Januaries is shaped by Illean’s recollections of the Australian landscape, especially her childhood holidays in Queensland with her grandmother, which are imbued with a dreamlike quality, summoned in its fragile sound world; like many of her works, it is preoccupied by acts of remembrance and subtle experiences of perceptual phenomena. Illean recalls a quotation from Simon Leys, the Belgian-Australian writer, essayist and literary critic, translator, and art historian:
Australian scenery is of inexpressible beauty, it is true, but it is also utterly inconspicuous and non-spectacular—and impossible to capture with a camera: this worn-down immensity, with its half-erased profiles constitutes a magic space entirely devoid of focal point; like ghosts, mirages, and supernatural visions, it escapes the photographer, it does not leave any impression on film.
It was premiered by members of the Philharmonia Orchestra and Patrick Bailey in 2017 and made its Australian debut in 2020, performed by Benjamin Northey and Members of the Melbourne Symphony Orchestra. The work has appeared in the United Kingdom with Ensemble 10:10 – the Royal Liverpool Philharmonic’s new music group – Psappha, the London Sinfonietta at Huddersfield Contemporary Music Festival, and most recently in 2023 with Birmingham Contemporary Music Group and Kazuki Yamada.

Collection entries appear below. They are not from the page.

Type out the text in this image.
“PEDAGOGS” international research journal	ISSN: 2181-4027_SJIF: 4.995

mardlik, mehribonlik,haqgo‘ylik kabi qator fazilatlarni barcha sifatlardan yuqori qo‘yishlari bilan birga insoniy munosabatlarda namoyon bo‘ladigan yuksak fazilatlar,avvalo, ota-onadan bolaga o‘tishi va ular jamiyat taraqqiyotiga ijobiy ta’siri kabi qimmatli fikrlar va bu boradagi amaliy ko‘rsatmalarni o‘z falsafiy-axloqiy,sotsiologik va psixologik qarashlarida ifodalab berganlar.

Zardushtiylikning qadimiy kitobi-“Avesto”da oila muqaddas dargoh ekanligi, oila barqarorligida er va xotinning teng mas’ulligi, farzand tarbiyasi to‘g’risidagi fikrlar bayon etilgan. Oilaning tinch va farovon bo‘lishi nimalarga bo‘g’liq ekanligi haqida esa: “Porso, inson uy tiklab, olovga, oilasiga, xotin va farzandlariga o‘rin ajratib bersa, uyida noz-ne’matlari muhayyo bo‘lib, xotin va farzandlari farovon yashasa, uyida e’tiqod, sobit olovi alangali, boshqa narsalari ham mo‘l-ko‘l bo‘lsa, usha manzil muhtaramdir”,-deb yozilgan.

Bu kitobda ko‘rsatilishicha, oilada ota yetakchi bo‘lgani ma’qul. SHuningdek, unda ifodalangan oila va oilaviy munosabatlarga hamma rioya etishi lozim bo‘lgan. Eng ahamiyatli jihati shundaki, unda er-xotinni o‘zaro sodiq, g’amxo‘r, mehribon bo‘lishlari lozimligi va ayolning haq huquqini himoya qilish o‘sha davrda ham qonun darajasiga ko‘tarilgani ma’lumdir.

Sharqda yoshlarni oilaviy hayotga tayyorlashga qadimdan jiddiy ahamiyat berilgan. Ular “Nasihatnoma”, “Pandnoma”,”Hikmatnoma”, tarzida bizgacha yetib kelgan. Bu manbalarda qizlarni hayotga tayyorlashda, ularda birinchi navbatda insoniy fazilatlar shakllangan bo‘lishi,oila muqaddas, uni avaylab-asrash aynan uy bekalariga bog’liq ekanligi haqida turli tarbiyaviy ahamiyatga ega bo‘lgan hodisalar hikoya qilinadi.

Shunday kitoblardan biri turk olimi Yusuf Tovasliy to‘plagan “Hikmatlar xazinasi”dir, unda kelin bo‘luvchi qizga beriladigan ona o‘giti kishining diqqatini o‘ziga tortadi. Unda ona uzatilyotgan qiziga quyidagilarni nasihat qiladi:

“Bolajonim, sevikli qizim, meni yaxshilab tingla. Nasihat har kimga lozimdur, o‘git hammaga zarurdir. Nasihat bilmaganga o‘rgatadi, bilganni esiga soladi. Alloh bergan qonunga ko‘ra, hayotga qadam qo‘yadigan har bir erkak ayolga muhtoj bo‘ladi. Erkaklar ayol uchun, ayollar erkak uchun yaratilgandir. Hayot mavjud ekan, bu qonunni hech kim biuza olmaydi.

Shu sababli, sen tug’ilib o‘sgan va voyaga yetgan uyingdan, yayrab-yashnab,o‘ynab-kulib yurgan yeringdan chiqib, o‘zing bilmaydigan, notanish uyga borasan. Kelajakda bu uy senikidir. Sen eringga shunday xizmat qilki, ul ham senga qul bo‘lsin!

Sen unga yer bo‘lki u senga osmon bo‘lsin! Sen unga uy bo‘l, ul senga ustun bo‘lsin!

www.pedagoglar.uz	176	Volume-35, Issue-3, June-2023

On 13 March guitarist Sam Cave performed Illean’s Tiding at Wigmore Hall as part of a programme celebrating the 80th birthday of Michael Finnissy, recorded for later broadcast on BBC Radio 3’s New Music Show.
The 7-minute work sees guitar string is retuned to an overtone of an 11 hertz ground fundamental. It was the first in a series of pieces partly inspired by Christiane Baumgartner’s 2013 woodcut Deep Water. Illean has described her admiration for the way the “image evokes the perception of a liquid form through very precise means…The woodcut images approach abstraction – appearing endless – but bear the personal traces of an assiduous, intimate working method.”
Tiding was premiered online in 2021 by Huw Davies; it was commissioned by the London Sinfonietta. Yaron Deutsch has performed the work at TIME:SPANS – listen to his recording here – and the 2022 Wittener Tage für neue Kammermusik. The piece has also been taken up by Sean Shibe for the 2022 Norwich and Norfolk Festival, and in December 2025 by Ruben Mattia Santorsa at the Unerhörte Musik Festival in Berlin.